Le lendemain, Marc court sur la plage. Bonne forme et bonne fortune vont de pair. L’air tiède le caresse. Vider son corps de ses toxines,sa tête de ses questions par une heure, les pieds dans le sable. Visage hâlé et luisant de sueur. Douche très chaude puis très froide, un café qu’il prend debout face à la baie de son salon : vue sur l’ océan, le Rocher de la Vierge, et la plage qu’il vient de fouler. Un instant de paix, une solitude bienfaisante. La journée peut commencer. Marc décide de prendre la direction du restaurant ; un nouveau défi.

A midi, le personnel de salle s’est rassemblé autour de Marc qui énumère les manquements observés la veille. Aucun ne pipe mot. Les regards se perdent sur le sol. Entretien privé avec le chef.

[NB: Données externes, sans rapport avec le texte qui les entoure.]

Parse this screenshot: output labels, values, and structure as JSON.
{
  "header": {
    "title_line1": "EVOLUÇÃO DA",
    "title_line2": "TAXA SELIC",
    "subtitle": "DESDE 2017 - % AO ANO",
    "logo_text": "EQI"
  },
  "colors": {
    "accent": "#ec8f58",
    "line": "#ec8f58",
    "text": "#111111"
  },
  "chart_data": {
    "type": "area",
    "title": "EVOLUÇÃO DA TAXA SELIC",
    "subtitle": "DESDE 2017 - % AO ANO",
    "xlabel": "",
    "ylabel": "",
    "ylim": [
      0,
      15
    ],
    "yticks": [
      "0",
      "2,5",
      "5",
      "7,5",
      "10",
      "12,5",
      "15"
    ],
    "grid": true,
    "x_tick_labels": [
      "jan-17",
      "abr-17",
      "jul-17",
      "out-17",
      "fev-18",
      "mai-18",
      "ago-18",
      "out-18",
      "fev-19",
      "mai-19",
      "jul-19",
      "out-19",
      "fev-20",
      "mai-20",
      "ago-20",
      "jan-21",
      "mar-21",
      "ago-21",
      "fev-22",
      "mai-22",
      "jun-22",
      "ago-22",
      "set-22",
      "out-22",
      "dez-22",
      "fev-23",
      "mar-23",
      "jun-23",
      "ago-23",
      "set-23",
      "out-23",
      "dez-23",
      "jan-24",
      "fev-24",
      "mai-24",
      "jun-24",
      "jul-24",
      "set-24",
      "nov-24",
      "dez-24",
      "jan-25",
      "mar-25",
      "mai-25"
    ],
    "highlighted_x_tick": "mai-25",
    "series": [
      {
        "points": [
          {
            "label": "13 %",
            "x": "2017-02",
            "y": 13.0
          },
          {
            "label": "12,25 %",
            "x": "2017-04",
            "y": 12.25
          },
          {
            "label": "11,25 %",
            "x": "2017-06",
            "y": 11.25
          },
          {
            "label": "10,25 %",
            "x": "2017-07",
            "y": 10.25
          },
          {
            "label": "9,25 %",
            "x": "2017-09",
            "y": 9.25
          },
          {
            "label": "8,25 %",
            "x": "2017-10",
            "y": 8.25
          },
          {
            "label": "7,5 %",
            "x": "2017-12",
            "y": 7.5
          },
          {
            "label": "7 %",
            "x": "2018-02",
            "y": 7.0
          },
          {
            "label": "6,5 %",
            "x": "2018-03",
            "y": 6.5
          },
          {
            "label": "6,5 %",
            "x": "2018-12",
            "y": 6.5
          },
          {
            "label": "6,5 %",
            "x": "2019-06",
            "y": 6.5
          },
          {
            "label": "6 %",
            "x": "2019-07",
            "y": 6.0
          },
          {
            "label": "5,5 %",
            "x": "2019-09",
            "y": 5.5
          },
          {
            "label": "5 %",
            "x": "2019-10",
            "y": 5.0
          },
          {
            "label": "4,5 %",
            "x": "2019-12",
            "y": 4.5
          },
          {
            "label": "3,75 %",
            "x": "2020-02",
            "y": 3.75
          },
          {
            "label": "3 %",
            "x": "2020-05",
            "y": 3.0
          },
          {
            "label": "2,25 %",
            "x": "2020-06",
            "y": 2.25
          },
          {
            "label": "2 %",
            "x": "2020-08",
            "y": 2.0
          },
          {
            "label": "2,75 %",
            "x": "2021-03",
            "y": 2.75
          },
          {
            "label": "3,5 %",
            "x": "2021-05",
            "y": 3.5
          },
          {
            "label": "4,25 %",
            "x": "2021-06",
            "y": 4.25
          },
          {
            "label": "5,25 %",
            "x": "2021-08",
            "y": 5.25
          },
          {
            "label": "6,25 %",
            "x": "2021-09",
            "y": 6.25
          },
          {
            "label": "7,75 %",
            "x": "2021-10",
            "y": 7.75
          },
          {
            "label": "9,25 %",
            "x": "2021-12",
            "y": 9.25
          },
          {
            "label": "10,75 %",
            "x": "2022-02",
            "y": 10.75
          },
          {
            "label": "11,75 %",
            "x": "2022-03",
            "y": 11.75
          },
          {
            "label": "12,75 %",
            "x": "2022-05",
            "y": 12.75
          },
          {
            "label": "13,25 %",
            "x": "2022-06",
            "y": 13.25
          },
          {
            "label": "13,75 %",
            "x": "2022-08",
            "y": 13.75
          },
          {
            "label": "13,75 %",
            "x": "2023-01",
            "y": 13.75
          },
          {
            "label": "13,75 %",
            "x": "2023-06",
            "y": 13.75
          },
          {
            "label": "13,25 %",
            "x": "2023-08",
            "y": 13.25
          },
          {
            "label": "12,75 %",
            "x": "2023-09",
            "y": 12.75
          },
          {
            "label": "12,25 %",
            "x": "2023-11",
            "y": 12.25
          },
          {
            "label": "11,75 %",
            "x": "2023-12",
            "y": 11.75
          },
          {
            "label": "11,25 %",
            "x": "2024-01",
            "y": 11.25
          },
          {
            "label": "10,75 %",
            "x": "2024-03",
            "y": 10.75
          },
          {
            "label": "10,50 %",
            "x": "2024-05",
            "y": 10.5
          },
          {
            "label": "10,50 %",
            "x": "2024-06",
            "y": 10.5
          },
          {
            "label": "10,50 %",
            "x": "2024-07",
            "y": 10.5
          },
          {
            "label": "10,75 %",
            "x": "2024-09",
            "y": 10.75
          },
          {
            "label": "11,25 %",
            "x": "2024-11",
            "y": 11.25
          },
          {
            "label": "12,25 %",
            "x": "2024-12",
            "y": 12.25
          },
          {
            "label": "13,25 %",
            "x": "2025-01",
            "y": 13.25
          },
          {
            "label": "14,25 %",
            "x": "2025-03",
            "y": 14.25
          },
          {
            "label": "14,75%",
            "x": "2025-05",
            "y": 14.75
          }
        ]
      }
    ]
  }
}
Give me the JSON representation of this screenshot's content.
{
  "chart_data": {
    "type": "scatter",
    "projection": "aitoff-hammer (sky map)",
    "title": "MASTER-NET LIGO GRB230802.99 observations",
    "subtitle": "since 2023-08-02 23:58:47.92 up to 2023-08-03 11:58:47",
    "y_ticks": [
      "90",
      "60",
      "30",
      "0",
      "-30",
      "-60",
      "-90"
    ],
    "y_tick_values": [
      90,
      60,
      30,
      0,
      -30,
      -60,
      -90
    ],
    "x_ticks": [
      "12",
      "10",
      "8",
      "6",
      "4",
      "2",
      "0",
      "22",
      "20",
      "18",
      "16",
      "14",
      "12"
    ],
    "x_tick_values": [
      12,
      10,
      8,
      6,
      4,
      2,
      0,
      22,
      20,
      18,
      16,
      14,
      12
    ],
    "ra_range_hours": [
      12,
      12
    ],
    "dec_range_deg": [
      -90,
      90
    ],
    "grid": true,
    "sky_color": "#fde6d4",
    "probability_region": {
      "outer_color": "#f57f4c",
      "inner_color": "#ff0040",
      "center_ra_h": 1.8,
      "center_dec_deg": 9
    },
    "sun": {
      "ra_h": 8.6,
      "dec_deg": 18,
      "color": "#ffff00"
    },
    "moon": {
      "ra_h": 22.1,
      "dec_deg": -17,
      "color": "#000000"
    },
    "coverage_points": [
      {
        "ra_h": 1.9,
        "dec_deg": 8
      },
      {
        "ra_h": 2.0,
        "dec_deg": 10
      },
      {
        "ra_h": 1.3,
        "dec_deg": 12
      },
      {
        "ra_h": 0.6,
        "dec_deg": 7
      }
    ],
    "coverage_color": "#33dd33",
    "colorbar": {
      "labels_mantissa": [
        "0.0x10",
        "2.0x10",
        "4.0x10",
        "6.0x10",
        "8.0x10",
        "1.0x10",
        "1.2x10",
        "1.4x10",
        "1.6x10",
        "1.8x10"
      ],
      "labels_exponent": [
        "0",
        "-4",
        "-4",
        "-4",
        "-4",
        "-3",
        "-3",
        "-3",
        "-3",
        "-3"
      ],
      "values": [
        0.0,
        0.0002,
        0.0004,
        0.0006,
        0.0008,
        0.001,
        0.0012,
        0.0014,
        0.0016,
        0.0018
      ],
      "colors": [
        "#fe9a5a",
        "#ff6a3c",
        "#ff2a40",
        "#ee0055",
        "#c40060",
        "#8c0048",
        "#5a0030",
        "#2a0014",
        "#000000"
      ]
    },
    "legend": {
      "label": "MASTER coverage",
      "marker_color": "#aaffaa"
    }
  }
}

Marc aimerait que la présentation des plats soit raffinée, il exige plus d’originalité, un effort, de la créativité. Le chef s’est déjà rendu au marché pour les produits frais choisis auprès des producteurs locaux. Il lui manque des produits de base. Marc lui promet qu’il s’en chargera. Pourtant Il n’aime pas la foule, ni les gens qu’il côtoie. Des femmes encombrées de cabas et de paniers pleins, bousculade ; de petits enfants tenus à la main, perdus parmi une forêt de jambes, de poussettes, de chariots. Pas de directeur, pas de paix, malgré les voix qui s’entremêlent, se croisent en cris et en appels, les parfums ail et fraise, poisson et fromage. Une ambiance, une atmosphère multicolore qu’il découvre. C’est étourdissant, mais il enregistre et transforme en mots, en couleurs et en notes de musique ce qu’il saisit, écoute, respire. En revenant vers sa voiture, il avise non loin de là une supérette, le Caddie Market.